Le Ciel nous est "presque" tombé sur la tête

8 Septembre 2013, 23:26pm

Publié par Ednancy

Fria, la belle

Fria, la belle

Les habitants de la petite ville de Fria en Guinée-Conakry n’ont pas vu venir celle-là : l’arrêt total de l’usine d’Alumine qui transforme ce lieu pourtant paisible en un cimetière vivant. Si je dis « cimetière » c’est simplement parce que les habitants ne sont que l’ombre d’eux-mêmes. La ville se trouve désormais plongée dans le noir absolu avec pour seul lanterne, cette fine lumière émanant des trois immeubles. Oui, Fria n’est que l’ombre d’elle-même et ce, depuis l’arrêt de la machine à fumée.

Tout a été dit et fait pour que la situation de la cité d’Alumine s’améliore, du moins pour les habitants : des appels au gouvernement jusqu’à la supplication des investisseurs russes pour qu’ils reprennent les activités. Hélas, l’investisseur « blanc » fait la sourde oreille et le gouvernement s’incline alors que la population de Fria se meurt doucement dans des conditions de vie chaotiques. Oui, désormais, les « friakas » appelons ici les habitants de Fria ne jurent plus par le Ciel mais par là prière. Oui, ils s’en remettent à Dieu.

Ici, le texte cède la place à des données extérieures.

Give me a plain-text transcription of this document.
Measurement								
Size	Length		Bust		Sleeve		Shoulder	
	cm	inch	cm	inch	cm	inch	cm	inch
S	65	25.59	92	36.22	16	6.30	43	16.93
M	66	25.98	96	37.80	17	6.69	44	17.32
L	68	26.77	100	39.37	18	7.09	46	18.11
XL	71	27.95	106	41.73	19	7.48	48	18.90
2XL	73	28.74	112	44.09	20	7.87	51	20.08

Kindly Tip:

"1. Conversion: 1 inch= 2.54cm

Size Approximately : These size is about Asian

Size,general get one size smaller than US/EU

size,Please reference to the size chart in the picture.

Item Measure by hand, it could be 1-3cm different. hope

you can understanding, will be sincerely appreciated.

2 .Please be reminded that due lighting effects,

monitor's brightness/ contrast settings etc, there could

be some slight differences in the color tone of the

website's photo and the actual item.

En ces jours-ci, tout a changé dans cette ville longtemps adulée en Guinée, les fleurs ont fané, l’eau se fait rare et même nos amis « les chiens » ont compris qu’il n’aurait plus de bienveillance de la part de l’homme. La machine a emporté dans son arrêt précipité, les espoirs de toute une génération. On pensait éternel, les retombées de l’exploitation de l’Alumine pour la population, mais comme on aime souvent à le dire, l’avenir reste toujours incertain.

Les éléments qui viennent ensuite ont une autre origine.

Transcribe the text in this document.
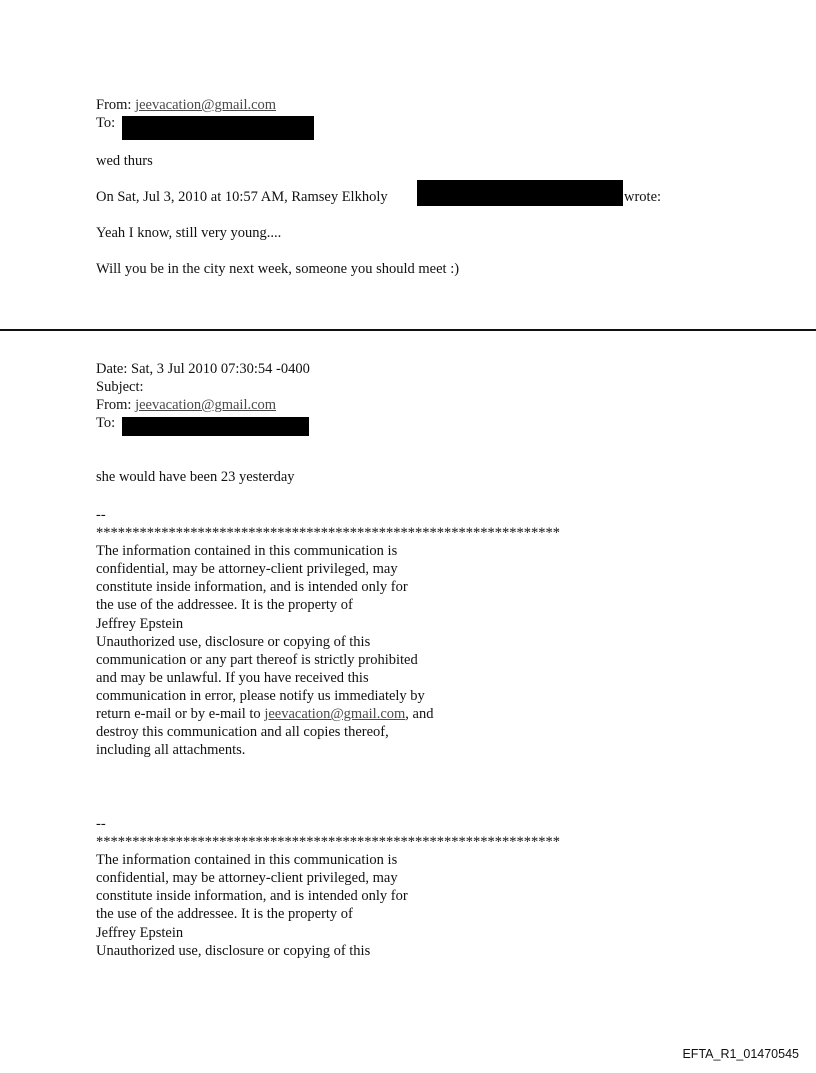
From: jeevacation@gmail.com
To:
wed thurs
On Sat, Jul 3, 2010 at 10:57 AM, Ramsey Elkholy	wrote:
Yeah I know, still very young....
Will you be in the city next week, someone you should meet :)
Date: Sat, 3 Jul 2010 07:30:54 -0400
Subject:
From: jeevacation@gmail.com
To:
she would have been 23 yesterday
--
****************************************************************
The information contained in this communication is
confidential, may be attorney-client privileged, may
constitute inside information, and is intended only for
the use of the addressee. It is the property of
Jeffrey Epstein
Unauthorized use, disclosure or copying of this
communication or any part thereof is strictly prohibited
and may be unlawful. If you have received this
communication in error, please notify us immediately by
return e-mail or by e-mail to jeevacation@gmail.com, and
destroy this communication and all copies thereof,
including all attachments.
--
****************************************************************
The information contained in this communication is
confidential, may be attorney-client privileged, may
constitute inside information, and is intended only for
the use of the addressee. It is the property of
Jeffrey Epstein
Unauthorized use, disclosure or copying of this
EFTA_R1_01470545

Pour  ceux qui ne savent pas, Fria était cet endroit perdu quelque part en Guinée, séparée de la capitale par quatre ponts, où il faisait bon vivre, où un vent doux soufflait tous les matins de Décembre, où Noël  et l’Aïd était célébré par tous, chrétiens et musulmans dans la joie et l’entente. Oui, cet endroit où même le plus pauvre était heureux parce qu’il ne manquait de rien : il mangeait à sa faim, dormait non pas à la belle étoile mais dans un lit douillet. Mais c’était sans compter sur la machine, elle a décidé un jour de s’arrêter sans nous prévenir.

Aujourd’hui, les mots me manquent pour décrire l’état ahurissant dans lequel se trouve cette belle cité qui avait pourtant tout pour elle. Face à ce constat amer, la ville se vide petit à petit, de ses enfants qui  s’en vont demander l’aumône dans la capitale. Qui l’aurait cru. Pas moi en tout cas, je me rappelle encore mes vacances dans cette capitale, je n’y restais que deux jours pour des vacances, car ma petite ville me manquait, mon confort quotidien me manquait. Oui, les habitants de Fria était naguère habitués à un confort sans pareil en Guinée. On méprisait la capitale parce qu’elle était obscure et on préférait notre « petit paris », c’était notre fierté à nous. Une fierté qu’on a ravalée peu à peu  face à l’incertitude qui pèse sur la reprise de la machine.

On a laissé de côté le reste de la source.